Traduction : Fujikawa Makoto / Photos : ©P.Bagot

Masato Sudo et the tattoo writer

Qu’avez-vous pensé des images prises par M.Takagi ?

Ce sont des images précieuses, car c’était une belle époque. Je pense en particulier à celles prises dans le parc public et sous la cascade dans lesquelles des hommes sont montrés en fundoshi (bande de tissu blanc préservant l’intimité du porteur mais laissant le reste du corps dénudé visible). Ce ne serait plus possible aujourd’hui, ils se feraient arrêter. Les rendus des photographies de M.Takagi sont très convaincants.

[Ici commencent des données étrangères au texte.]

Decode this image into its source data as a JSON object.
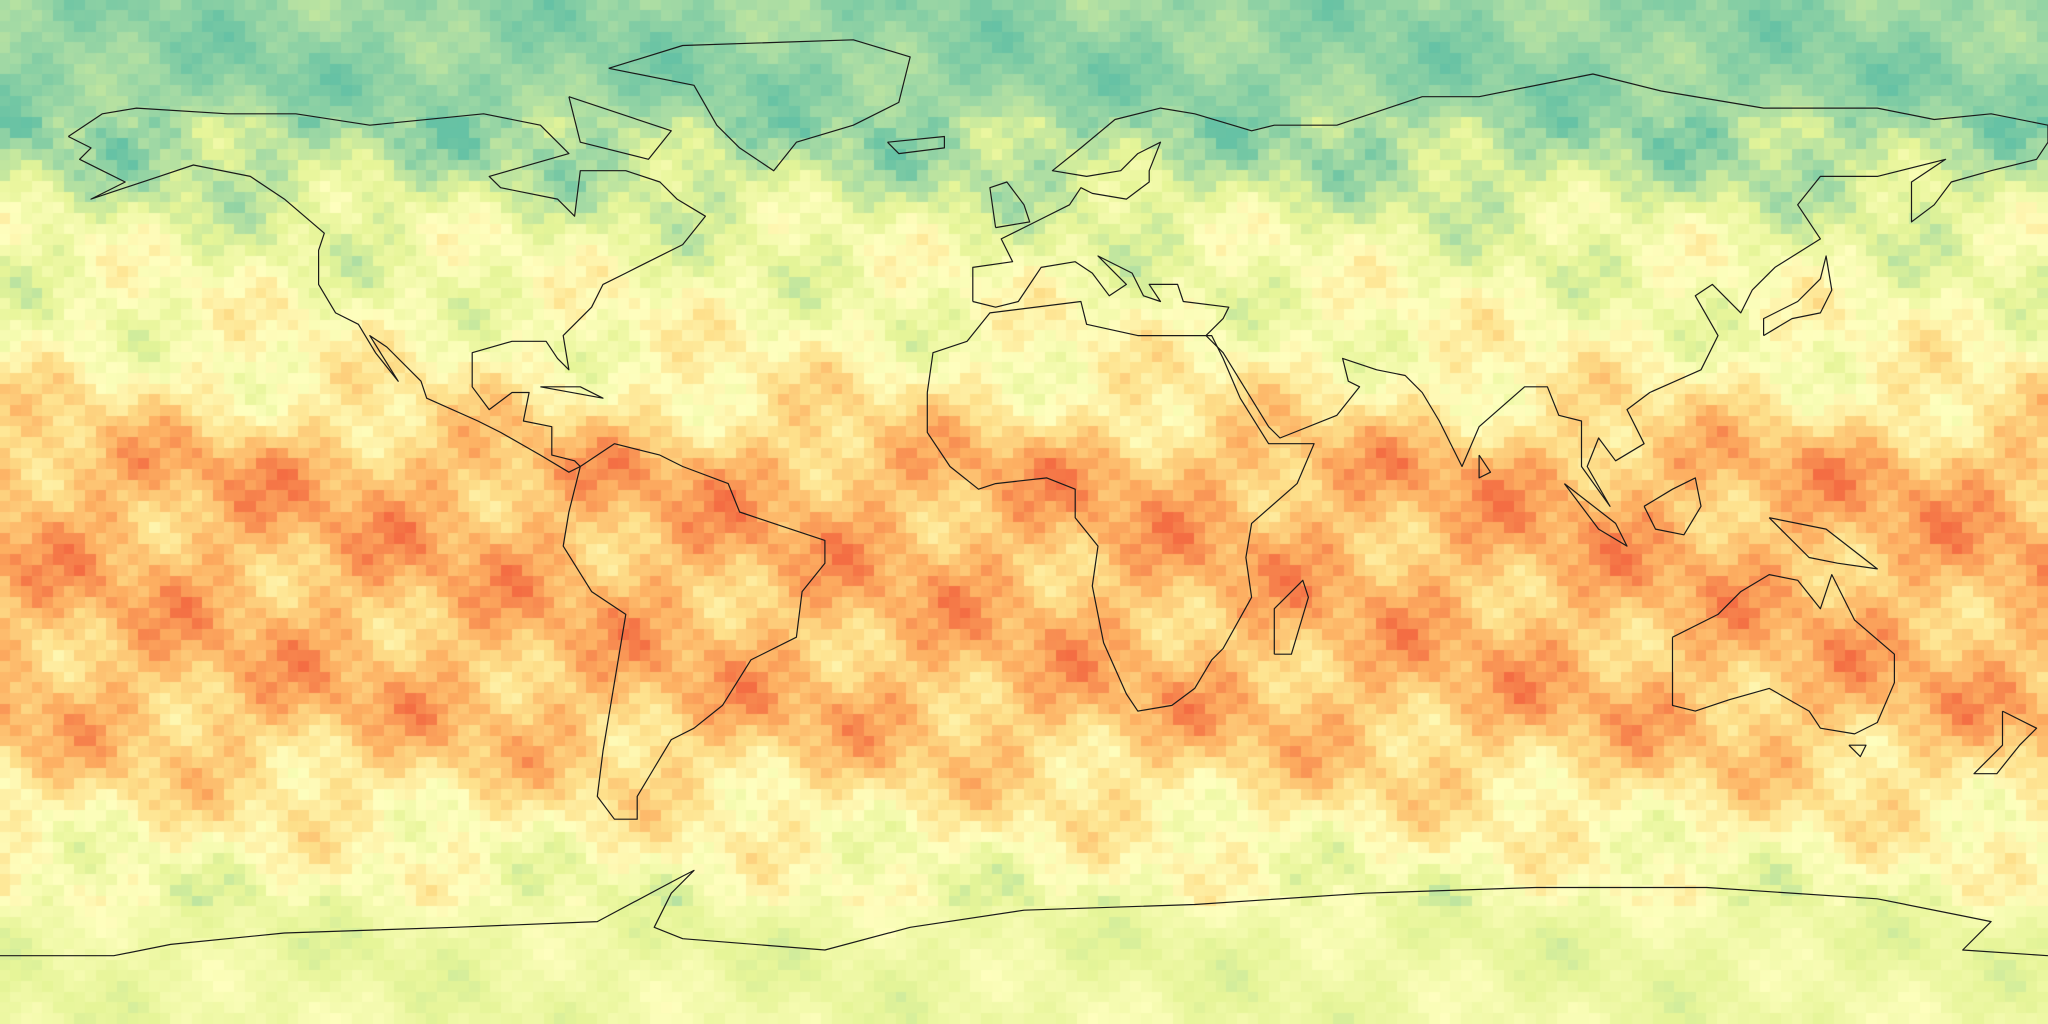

Quelle appréciation en avez-vous eues ?

J’aime leur format carré. Il est particulièrement adapté pour prendre des portraits et photographier des individus. J’ai travaillé plusieurs fois avec un appareil moyen format comme celui utilisé par Takagi et il a un grand avantage : pour viser, il faut regarder vers le bas et non pas droit devant soi. Ainsi orienté dans une autre direction, le regard du photographe ne dérange pas le sujet.

Que peut-on dire de la position du photographe ?

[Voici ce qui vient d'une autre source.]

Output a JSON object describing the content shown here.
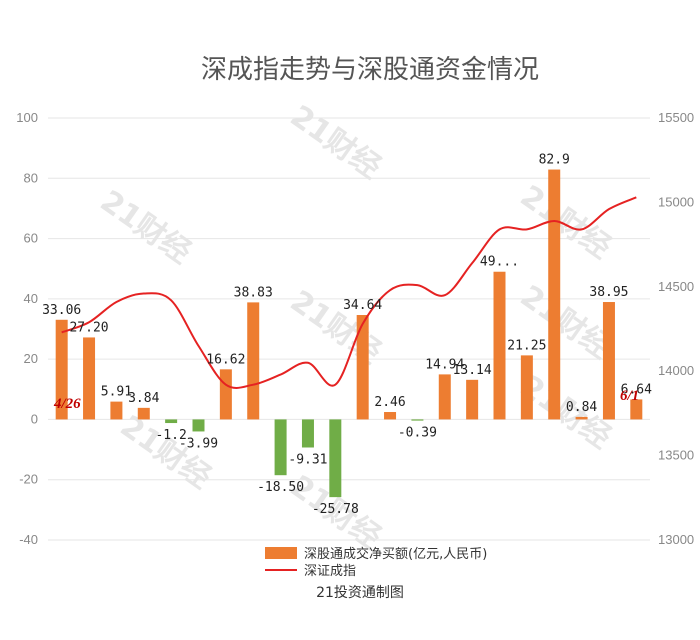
{
  "chart_data": {
    "type": "bar",
    "title": "深成指走势与深股通资金情况",
    "source": "21投资通制图",
    "watermark": "21财经",
    "start_date_label": "4/26",
    "end_date_label": "6/1",
    "left_axis": {
      "ylim": [
        -40,
        100
      ],
      "ticks": [
        -40,
        -20,
        0,
        20,
        40,
        60,
        80,
        100
      ]
    },
    "right_axis": {
      "ylim": [
        13000,
        15500
      ],
      "ticks": [
        13000,
        13500,
        14000,
        14500,
        15000,
        15500
      ]
    },
    "series": [
      {
        "name": "深股通成交净买额(亿元,人民币)",
        "kind": "bar",
        "color_positive": "#ed7d31",
        "color_negative": "#70ad47",
        "values": [
          33.06,
          27.2,
          5.91,
          3.84,
          -1.2,
          -3.99,
          16.62,
          38.83,
          -18.5,
          -9.31,
          -25.78,
          34.64,
          2.46,
          -0.39,
          14.94,
          13.14,
          49,
          21.25,
          82.9,
          0.84,
          38.95,
          6.64
        ],
        "labels": [
          "33.06",
          "27.20",
          "5.91",
          "3.84",
          "-1.2",
          "-3.99",
          "16.62",
          "38.83",
          "-18.50",
          "-9.31",
          "-25.78",
          "34.64",
          "2.46",
          "-0.39",
          "14.94",
          "13.14",
          "49...",
          "21.25",
          "82.9",
          "0.84",
          "38.95",
          "6.64"
        ]
      },
      {
        "name": "深证成指",
        "kind": "line",
        "axis": "right",
        "color": "#e52222",
        "values": [
          14230,
          14290,
          14410,
          14460,
          14420,
          14150,
          13920,
          13920,
          13980,
          14050,
          13920,
          14280,
          14480,
          14510,
          14450,
          14640,
          14840,
          14840,
          14890,
          14840,
          14960,
          15030
        ]
      }
    ]
  }
}
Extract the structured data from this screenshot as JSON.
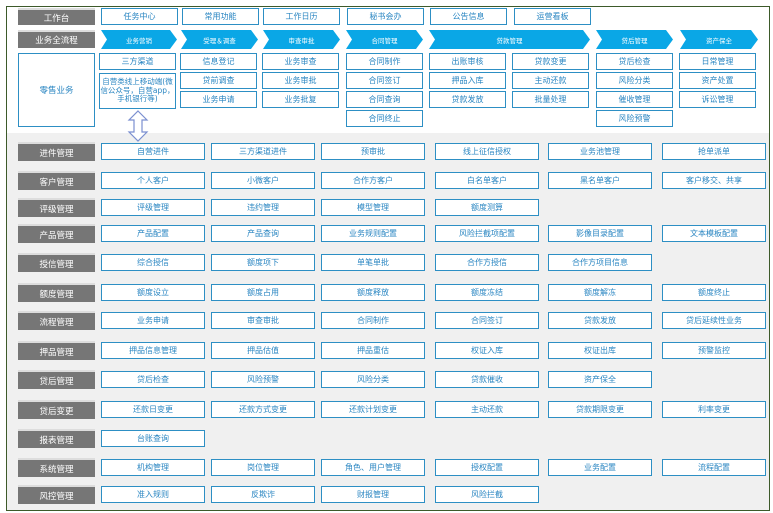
{
  "workbench": {
    "label": "工作台",
    "items": [
      "任务中心",
      "常用功能",
      "工作日历",
      "秘书会办",
      "公告信息",
      "运营看板"
    ]
  },
  "process": {
    "label": "业务全流程",
    "stages": [
      "业务营销",
      "受理＆调查",
      "审查审批",
      "合同管理",
      "贷款管理",
      "贷后管理",
      "资产保全"
    ]
  },
  "retail": {
    "label": "零售业务",
    "columns": [
      [
        "三方渠道",
        "自营类线上移动端(微信公众号，自营app，手机银行等)"
      ],
      [
        "信息登记",
        "贷前调查",
        "业务申请"
      ],
      [
        "业务审查",
        "业务审批",
        "业务批复"
      ],
      [
        "合同制作",
        "合同签订",
        "合同查询",
        "合同终止"
      ],
      [
        "出账审核",
        "押品入库",
        "贷款发放"
      ],
      [
        "贷款变更",
        "主动还款",
        "批量处理"
      ],
      [
        "贷后检查",
        "风险分类",
        "催收管理",
        "风险预警"
      ],
      [
        "日常管理",
        "资产处置",
        "诉讼管理"
      ]
    ]
  },
  "modules": [
    {
      "label": "进件管理",
      "items": [
        "自营进件",
        "三方渠道进件",
        "预审批",
        "线上征信授权",
        "业务池管理",
        "抢单派单"
      ]
    },
    {
      "label": "客户管理",
      "items": [
        "个人客户",
        "小微客户",
        "合作方客户",
        "白名单客户",
        "黑名单客户",
        "客户移交、共享"
      ]
    },
    {
      "label": "评级管理",
      "items": [
        "评级管理",
        "违约管理",
        "模型管理",
        "额度测算"
      ]
    },
    {
      "label": "产品管理",
      "items": [
        "产品配置",
        "产品查询",
        "业务规则配置",
        "风险拦截项配置",
        "影像目录配置",
        "文本模板配置"
      ]
    },
    {
      "label": "授信管理",
      "items": [
        "综合授信",
        "额度项下",
        "单笔单批",
        "合作方授信",
        "合作方项目信息"
      ]
    },
    {
      "label": "额度管理",
      "items": [
        "额度设立",
        "额度占用",
        "额度释放",
        "额度冻结",
        "额度解冻",
        "额度终止"
      ]
    },
    {
      "label": "流程管理",
      "items": [
        "业务申请",
        "审查审批",
        "合同制作",
        "合同签订",
        "贷款发放",
        "贷后延续性业务"
      ]
    },
    {
      "label": "押品管理",
      "items": [
        "押品信息管理",
        "押品估值",
        "押品重估",
        "权证入库",
        "权证出库",
        "预警监控"
      ]
    },
    {
      "label": "贷后管理",
      "items": [
        "贷后检查",
        "风险预警",
        "风险分类",
        "贷款催收",
        "资产保全"
      ]
    },
    {
      "label": "贷后变更",
      "items": [
        "还款日变更",
        "还款方式变更",
        "还款计划变更",
        "主动还款",
        "贷款期限变更",
        "利率变更"
      ]
    },
    {
      "label": "报表管理",
      "items": [
        "台账查询"
      ]
    },
    {
      "label": "系统管理",
      "items": [
        "机构管理",
        "岗位管理",
        "角色、用户管理",
        "授权配置",
        "业务配置",
        "流程配置"
      ]
    },
    {
      "label": "风控管理",
      "items": [
        "准入规则",
        "反欺诈",
        "财报管理",
        "风险拦截"
      ]
    }
  ],
  "colors": {
    "accent": "#0aa7e6",
    "border": "#2d8fc4",
    "label_bg": "#767676"
  }
}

Elle n’était pas celle d’un observateur. Takagi était vraiment dans le cercle des personnes tatouées qu’il photographiait. Je pense que son matériel participait à cette proximité, et plus précisément l’objectif qu’il utilisait. Il est ordinaire, probablement un 80mm, mais il nécessite d’être prêt du sujet.

Cette proximité que vous évoquez, était d’autant plus difficile dans le contexte d’un milieu underground.

Pour photographier à cette distance il était nécessaire de gagner la confiance des personnes. Mais aussi celles des tatoueurs, sans laquelle il aurait été impossible d’approcher leurs clients. Je pense qu’ils ont été les premiers à lui accorder leur confiance.

Masato Sudo, a longtemps photographié le tatouage japonais
the tattoo writer x M.Sudo

Techniquement, quel regard portez-vous sur ces images ?

L’appareil utilisé est léger, c’est un bi-objectif. Afin d’apporter la lumière nécessaire à certaines scènes, Takagi s’est servi d’un flash au Magnésium, fonctionnant avec des ampoules. À chaque déclenchement, il était nécessaire de changer la lampe utilisée. C’était donc assez contraignant et en même temps onéreux. Ce type de flash est souvent trop fort. Cela rend cet outil difficile à maîtriser. Mais je remarque que l’éclairage au fil des images est de plus en plus élaboré. Cela montre l’attention particulière qu’il a portée à correctement éclairer des scènes. L’effort de Takagi pour réaliser une belle photographie est ainsi perceptible. Et puis, l’angle qu’il choisit est souvent le meilleur.

Vous qui connaissez bien le tatouage japonais pour l’avoir photographié, qu’apprend-on en les regardant ?

Je connaissais bien le tatoueur Horijin, il lui aussi faisait le tatouage à la main. Lorsque l’on regarde ces photographies, on se rend compte que le tatouage se faisait de la même manière. La façon de tenir l’aiguille n’a pas changé. Maintenant, les tatoueurs utilisent la machine et les clients sont allongés. Mais dans certaines images ils sont assis par terre. Dans l’une d’elles le tatoueur utilise une feuille fine (ganpishi) de façon à transférer un motif sur le dos de sa cliente. Cela se faisait assez souvent. Pour revenir à Horijin, il était peintre et n’avait pas besoin du dessin pour tatouer. Il faut montrer ces images aux Japonais, ils doivent voir comment cela se passait avant.

Il y a des images que vous appréciez en particulier ?

Ses photos représentant des femmes sont intéressantes. D’apparence ordinaires, ces personnes sont pourtant bien tatouées. Je me demande quelle était leur profession. Quoi qu’il en soit, ces photographies n’ont jamais été publiées, c’est incroyable. On peut se réjouir du fait qu’elles existent encore mais aussi qu’elles puissent le rester éternellement. Dans le cas des photographies numériques produites aujourd’hui on ne sait pas quelle sera leur durée de vie. Ce n’est pas le cas dans la photographie argentique. Car, à partir du moment où un original subsiste, qu’il existe encore un négatif, elles resteront à jamais. En cela, c’est magnifique.